Like all of Wolfe's work, The Book of the Long Sun is vast in its scope, an exploration of the problems of faith and skepticism, human nature, sin and the problem of evil. It has dozens of characters, tabulated in the beginning of every volume after the first in a deceptively straight-faced list of "Gods, Persons, and Animals Mentioned in the Text". Despite being written in the third person, it eventually reveals itself to be yet another tilt at the problems of the unreliable narrator, Wolfe's all-time favorite literary technique, in a way that asks for a re-reading of the whole thing.
The protagonist is the young, idealistic, and constantly self-reproaching Patera Silk, a poor parish priest (or augur, as the text has it) and schoolteacher, in the polytheistic and animal sacrifice-oriented religion of Viron, his native city. Though the inhabitants have quite forgotten, we gradually become aware that Viron is in fact situated on the inside of a cylindrical generation ship, called the whorl (or the Whorl by the few people that remember its original function), lit by a long linear sun that is physically occluded at night. Furthermore, we come to doubt the divinity of the deities of his religion fairly quickly, as they are described as living in a heaven called Mainframe, and manifesting themselves in suspiciously monitor-like "Sacred Windows"; the glimpses we get of their personalities make them seem well less than divine too. Viron seems to be organized as a sort of Early-Renaisance city-state, with typically Wolfeian anachronisms: wise and slightly tragic sentient robots, rare and irreplaceable hovercars, salvaged circuit boards used as money.

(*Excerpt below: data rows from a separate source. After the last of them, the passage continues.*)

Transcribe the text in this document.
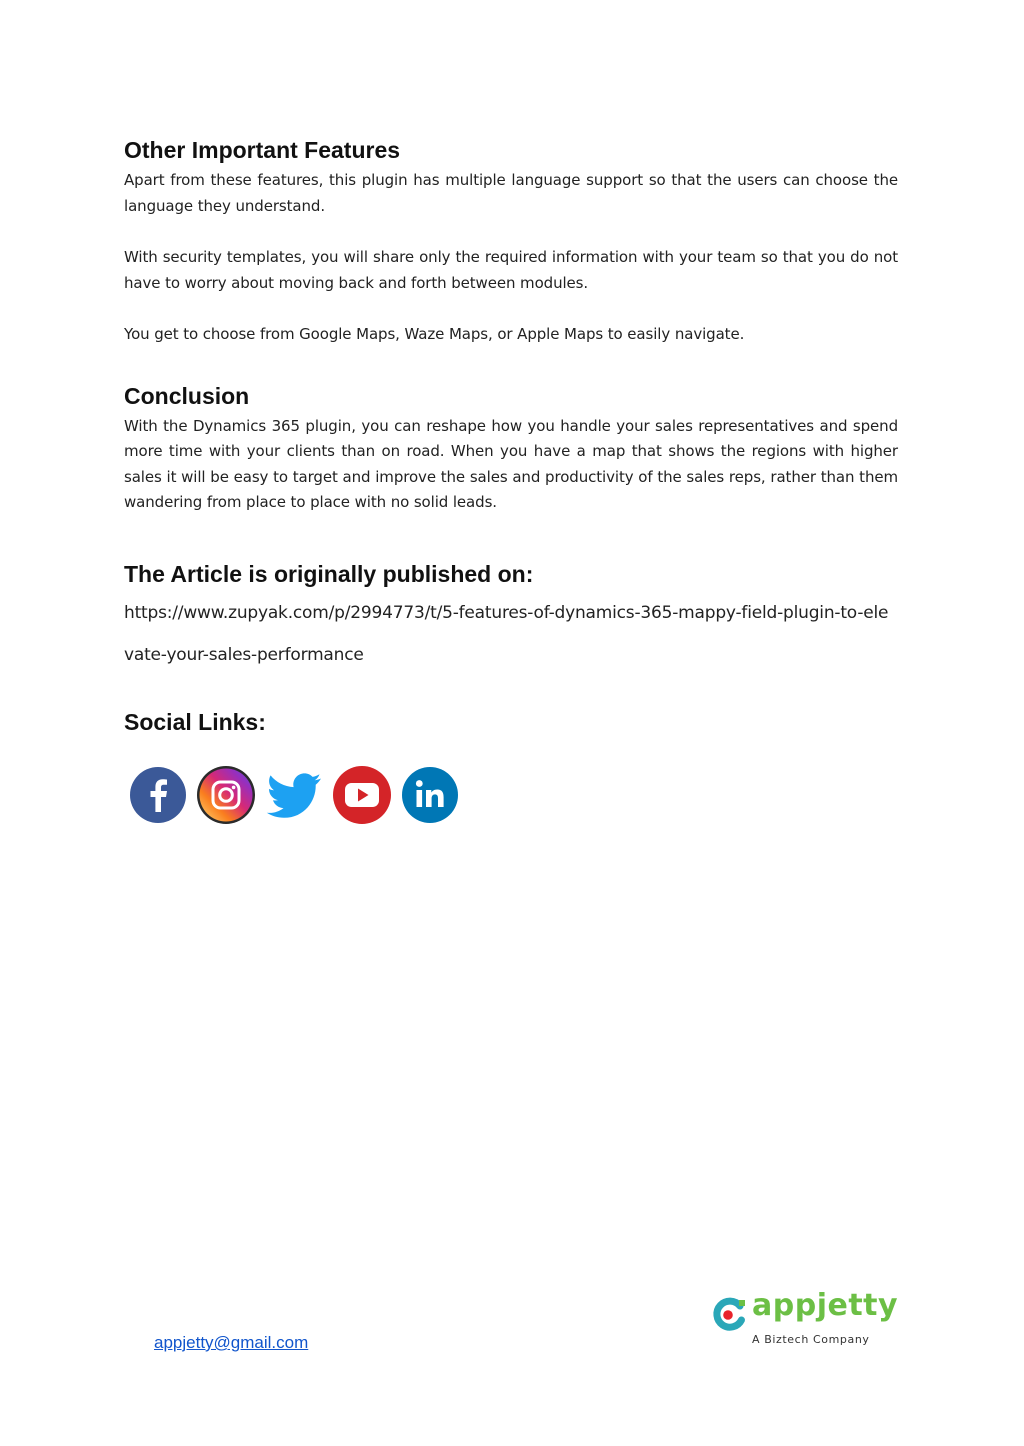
Other Important Features

Apart from these features, this plugin has multiple language support so that the users can choose the language they understand.

With security templates, you will share only the required information with your team so that you do not have to worry about moving back and forth between modules.

You get to choose from Google Maps, Waze Maps, or Apple Maps to easily navigate.

Conclusion

With the Dynamics 365 plugin, you can reshape how you handle your sales representatives and spend more time with your clients than on road. When you have a map that shows the regions with higher sales it will be easy to target and improve the sales and productivity of the sales reps, rather than them wandering from place to place with no solid leads.

The Article is originally published on:

https://www.zupyak.com/p/2994773/t/5-features-of-dynamics-365-mappy-field-plugin-to-elevate-your-sales-performance

Social Links:
appjetty
A Biztech Company
appjetty@gmail.com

The book stands in sharp contrast in many ways to The Book of the New Sun, its classic predecessor. Where The New Sun is picaresque, all vivid images, otherworldly places, and a few symbolically loaded, perhaps entirely allegorical characters, The Long Sun is an urban novel with a sprawling, lived-in feel to it, focused more on the interplay of its characters and the complicated network of responsibilities and pleasures that make a civic life. Where The Book of the New Sun can count Jack Vance and Borges as its main influences, The Book of the Long Sun looks more to Dickens and Chesterton.
The story opens with Patera Silk's enlightenment, in the form of a divine epiphany at the hands of The Outsider, the shadowy, hardly-known god of things outside the Whorl. We get hints that the Outsider is the God of the Abrahamic religions: a possible reference to the crucifixion, and an old book that refers to him as Al Lah. But we also get hints that the Outsider is capable of taking on numerous names and aspects while remaining larger than any of them. To muddy the waters further, at one point a doctor suggests that the whole experience was actually the result of an aneurysm. One of the major themes is Silk's struggle to come to terms with the revelation, in terms of both his personal faith and the world as a whole.
The Book of the Long Sun is also a story about maturity, and what it means to come to adulthood and the fullness of one's own potential. Somebody (Tom Disch? Wolfe himself?) wrote that most science fiction is overwhelmingly about adolescence, with stories usually ending right at the moment, or right before, the protagonist starts to become an adult. Here instead, the story is about how both the characters, and, in a certain way, the city of Viron itself, wrestle with their newfound adulthood.
It might be tempting, from the description I give, to read this story as a sort of veiled attempt at Christian, or at least monotheistic apologetics: as being about the moral transition from a false polytheism to worship of the True God. Wolfe tends to resist simple readings, though, incorporating them but simultaneously subverting them and moving well beyond them. It's never clear that Silk's new faith in the Outsider is a significantly truer way of imagining the human relationship with the divine than worshipping the ill-tempered computer personas that are Viron's native gods, and eventually we realize that the narrative of the book may not even be an accurate representation of Silk's faith.
Wolfe's prose style deserves special note. He is one of the master living stylists in the English language, and here his skill could fairly be said to find its apotheosis. His prose takes on a certain spareness that is not always typical of Wolfe's work; while it could never be said to be simple, it avoids the more egregiously clever of the vocabulary games that fill The Book of the New Sun, preferring to let a limpid surface conceal the turbulent depths. The dialogue is particularly well done, with a feel for the tics and awkwardnesses that define speech patterns, and an interesting lower-class slang that Wolfe has partly based on British thieves' cant.
The greatest tragedy of The Book of the Long Sun is that, because of the idiosyncrasies of genre definition, it has not found a much larger readership. Too many science fiction readers have no patience for Wolfe's ambiguities and lack of hard science, while too many readers of whatever it is that we now call literature or literary fiction think of "genre fiction" as simply not being worth their time. Wolfe has a strong cult following, but not the general and critical readership that a work of this caliber deserves.